The consent decree is a cooperative effort between the Government of the Virgin Islands, the V.I.P.D. and U.S. D.O.J. that was created to bring a common commitment to Constitutional policing, police integrity, and preventing conduct that deprives persons of rights and privileges secured by the Constitution or federal law.
“I would like to congratulateCommissioner Delroy Richards, Assistant Commissioner Curtis Griffin and all those that worked with us to bring about important improvements at theVirgin Islands Police Department,” said Governor Kenneth Mapp, who organized a team that has been working to address compliance issues, according to Government House. “This is great news for the department and the territory. We have made real progress.”
Mr. Richards said both Judge Gomez and the U.S. Department of Justice were pleased with the V.I.P.D.’s efforts.
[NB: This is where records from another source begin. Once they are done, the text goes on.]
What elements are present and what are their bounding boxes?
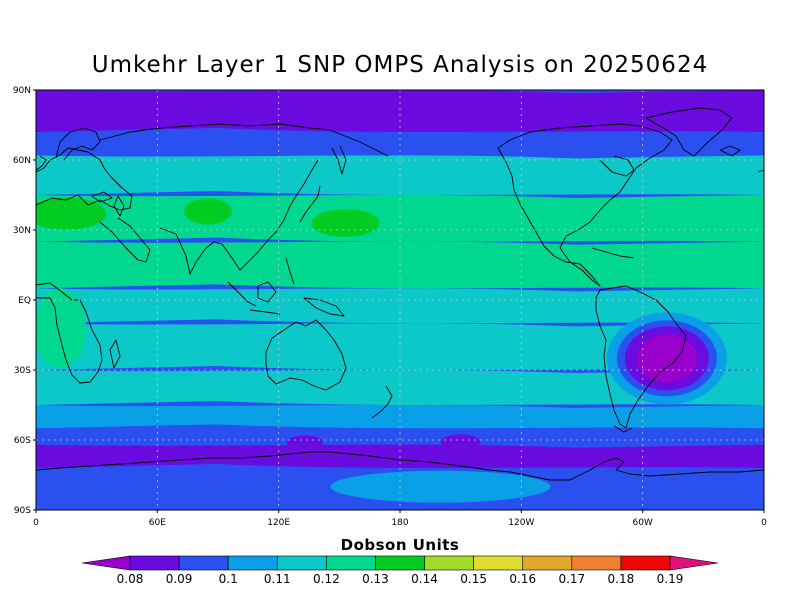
lon-tick-label: 0 bbox=[761, 518, 767, 528]
coastline-madagascar bbox=[109, 339, 121, 369]
contour-band bbox=[36, 132, 764, 156]
colorbar-label: 0.09 bbox=[166, 572, 193, 586]
lat-tick-label: 60N bbox=[13, 156, 31, 166]
plot-area bbox=[36, 90, 764, 510]
contour-band bbox=[36, 428, 764, 445]
colorbar-label: 0.11 bbox=[264, 572, 291, 586]
latitude-axis: 90N 60N 30N EQ 30S 60S 90S bbox=[13, 86, 36, 516]
colorbar: 0.08 0.09 0.1 0.11 0.12 0.13 0.14 0.15 0.16 0.17 0… bbox=[81, 555, 719, 586]
colorbar-title: Dobson Units bbox=[340, 536, 460, 554]
lat-tick-label: 30N bbox=[13, 226, 31, 236]
coastline-antarctica bbox=[36, 451, 764, 481]
lon-tick-label: 180 bbox=[391, 518, 408, 528]
colorbar-label: 0.12 bbox=[313, 572, 340, 586]
coastline-kamchatka bbox=[331, 145, 347, 175]
colorbar-label: 0.17 bbox=[558, 572, 585, 586]
colorbar-swatch bbox=[326, 555, 376, 571]
coastline-sumatra bbox=[227, 281, 257, 307]
colorbar-label: 0.18 bbox=[608, 572, 635, 586]
colorbar-label: 0.14 bbox=[411, 572, 438, 586]
coastline-scandinavia bbox=[55, 127, 101, 161]
lat-tick-label: 90N bbox=[13, 86, 31, 96]
contour-feature bbox=[183, 198, 232, 225]
coastline-japan bbox=[299, 185, 321, 223]
contour-feature bbox=[440, 434, 481, 451]
coastline-caribbean bbox=[591, 247, 635, 259]
contour-band bbox=[36, 323, 764, 370]
contour-band bbox=[36, 405, 764, 429]
colorbar-swatch bbox=[620, 555, 671, 571]
contour-band bbox=[36, 288, 764, 324]
colorbar-swatch bbox=[424, 555, 474, 571]
coastline-tierra-del-fuego bbox=[613, 425, 633, 433]
coastline-north-asia bbox=[99, 123, 389, 157]
coastline-australia bbox=[265, 319, 347, 391]
coastline-black-sea bbox=[91, 191, 113, 203]
colorbar-label: 0.19 bbox=[657, 572, 684, 586]
colorbar-swatch bbox=[522, 555, 573, 571]
grid-lines bbox=[36, 90, 764, 510]
contour-features bbox=[36, 197, 727, 503]
lat-tick-label: 30S bbox=[14, 366, 31, 376]
colorbar-swatch bbox=[571, 555, 622, 571]
map-title: Umkehr Layer 1 SNP OMPS Analysis on 2025… bbox=[91, 52, 709, 78]
colorbar-swatch bbox=[276, 555, 327, 571]
coastline-india bbox=[159, 227, 223, 275]
coastline-caspian bbox=[113, 195, 125, 217]
contour-feature bbox=[36, 197, 107, 230]
coastline-british-isles bbox=[36, 155, 764, 173]
colorbar-swatch bbox=[375, 555, 425, 571]
colorbar-label: 0.15 bbox=[460, 572, 487, 586]
coastline-borneo bbox=[257, 281, 277, 303]
colorbar-extend-high bbox=[669, 555, 719, 571]
contour-band bbox=[36, 90, 764, 132]
colorbar-label: 0.13 bbox=[362, 572, 389, 586]
contour-feature bbox=[330, 470, 551, 503]
contour-band bbox=[36, 370, 764, 405]
colorbar-swatch bbox=[473, 555, 524, 571]
lat-tick-label: EQ bbox=[18, 296, 31, 306]
colorbar-swatch bbox=[178, 555, 229, 571]
lon-tick-label: 0 bbox=[33, 518, 39, 528]
colorbar-label: 0.1 bbox=[219, 572, 238, 586]
lon-tick-label: 120E bbox=[267, 518, 290, 528]
coastline-east-asia bbox=[221, 159, 319, 271]
coastline-philippines bbox=[285, 257, 295, 285]
coastline-new-zealand bbox=[371, 385, 393, 419]
coastline-europe bbox=[36, 147, 133, 211]
longitude-axis: 0 60E 120E 180 120W 60W 0 bbox=[33, 510, 767, 528]
colorbar-extend-low bbox=[81, 555, 131, 571]
contour-feature bbox=[636, 334, 697, 383]
coastline-hudson-bay bbox=[599, 155, 635, 177]
lon-tick-label: 60W bbox=[632, 518, 652, 528]
contour-feature bbox=[36, 288, 87, 368]
contour-feature bbox=[311, 209, 380, 237]
colorbar-swatch bbox=[227, 555, 278, 571]
lat-tick-label: 90S bbox=[14, 506, 31, 516]
colorbar-label: 0.08 bbox=[117, 572, 144, 586]
lat-tick-label: 60S bbox=[14, 436, 31, 446]
coastline-iceland bbox=[719, 145, 741, 157]
contour-feature bbox=[286, 435, 323, 450]
colorbar-swatch bbox=[129, 555, 180, 571]
coastline-java bbox=[249, 309, 281, 315]
colorbar-label: 0.16 bbox=[509, 572, 536, 586]
lon-tick-label: 60E bbox=[149, 518, 166, 528]
lon-tick-label: 120W bbox=[508, 518, 534, 528]
coastline-greenland bbox=[645, 107, 733, 157]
“This consent decree has been hanging over V.I.P.D. for almost a decade; we inherited this consent decree,” the commissioner said. “But we put a plan in place and we were successful. The judge has essentially lifted the decree from V.I.P.D., though there will be some follow-up monitoring over the next two years to ensure continued compliance.”
Territorial Police Chief Winsbut McFarlande told The Consortium during a recent V.I.P.C. interview that the two years of additional monitoring will serve to “ensure that the culture and the habits are changed into 21st century policing.”
In July 2016, consent decree monitor Palmer Wilson explained to The Consortium that the consent decree has over 100 paragraphs that have been broken down into sub paragraphs. Of the one hundred, fifty-three pertains to the operations of the police department, or as Mr. Wilson puts it, “about how the police officers do their jobs.” Of the fifty-three paragraphs, two are considered inapplicable to compliance, and of the remaining fifty-one paragraphs, the V.I.P.D. is in 2016 was in compliance with 31.